Excitement, the first stage of arousal, is the result of some kind of physical or psychological stimulation. The excitement stage may or may not lead to the next phase. However, if the process continues, it can lead to the second stage, the plateau. In the plateau stage, there is a continuing high level of arousal preparing the way for orgasm. Orgasm, the third stage, is a discharge of the sexual tension that has been built up and maintained during the plateau. Following orgasm, there is a refractory period for the male, a time following orgasm in which the individual needs to recover and is incapable of having an additional orgasm or ejaculation. The refractory period may last anywhere from minutes to an hour. As the male ages, the refractory period gets longer. For the male, the refractory period is part of the fourth stage, resolution. Resolution is a return to a state of being sexually unaroused.

According to Erich Fromm, sexual desire reflects the human need for love and union. We can say that intimacy has primacy over sex. Intimacy is a more fundamental need than the need for sex. Sexual relations bring pleasure and stress relief, but they are also strongly related to emotional and relational well-being and the fulfillment of intimacy needs. Most people seem to sense the fact that sex needs to be an expression of an intimate relationship and that the emotional satisfaction of sex is strongly associated with being in a committed, exclusive relationship. Feelings of intimacy often express themselves in sexual activity. In most societies, people continue to have sexual relations throughout life. Women are less likely than men to be sexually active, but far more of them were widowed. In short, aged people tend to continue sexual intimacy as long as they are healthy and have a partner.
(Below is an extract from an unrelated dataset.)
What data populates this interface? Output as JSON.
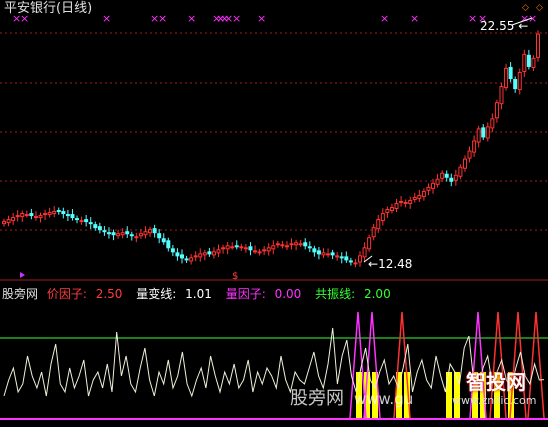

From these researches, we understand that intimacy is important. But how would you rate a good sex life? Sex itself is unlikely to either break up a marriage or keep it together. At the same time, given such things as a sense of friendship, satisfying communication, mutual respect, and admiration, good sex life can greatly enhance the quality of a couple’s intimacy. This idea leads to another question. How important is sexual satisfaction to marital satisfaction?

First, a high degree of sexual satisfaction early in marriage tends to increase the quality and the stability of the marriage. Most Americans agree that a happy sexual relationship is very important for a successful marriage. Second, sexual satisfaction involves more than intercourse. Sex is not as important as caring and affection. In fact, it is precisely such caring and affection that enables couples to have a satisfying sex life. We can have intimacy without sex, but we cannot have satisfying sex without intimacy. In other words, sexual satisfaction is likely to be the result of marital satisfaction. Third, sexual satisfaction is less important than other things in the quality of an intimate relationship. More important than sex in intimacy are such things as the way that differences are handled, the extent to which the partners express affection, and the degree of commitment to the marriage. Fourth, the relationship between sexual satisfaction and marital satisfaction is one of mutual influence. Marital satisfaction affects sexual satisfaction and vice versa.

Finally, there is no such thing as a normal or ideal sex life for all couples. It isn’t the kind or frequency of sexual activities that are most important but the extent to which the couple agrees on whatever arrangement they make.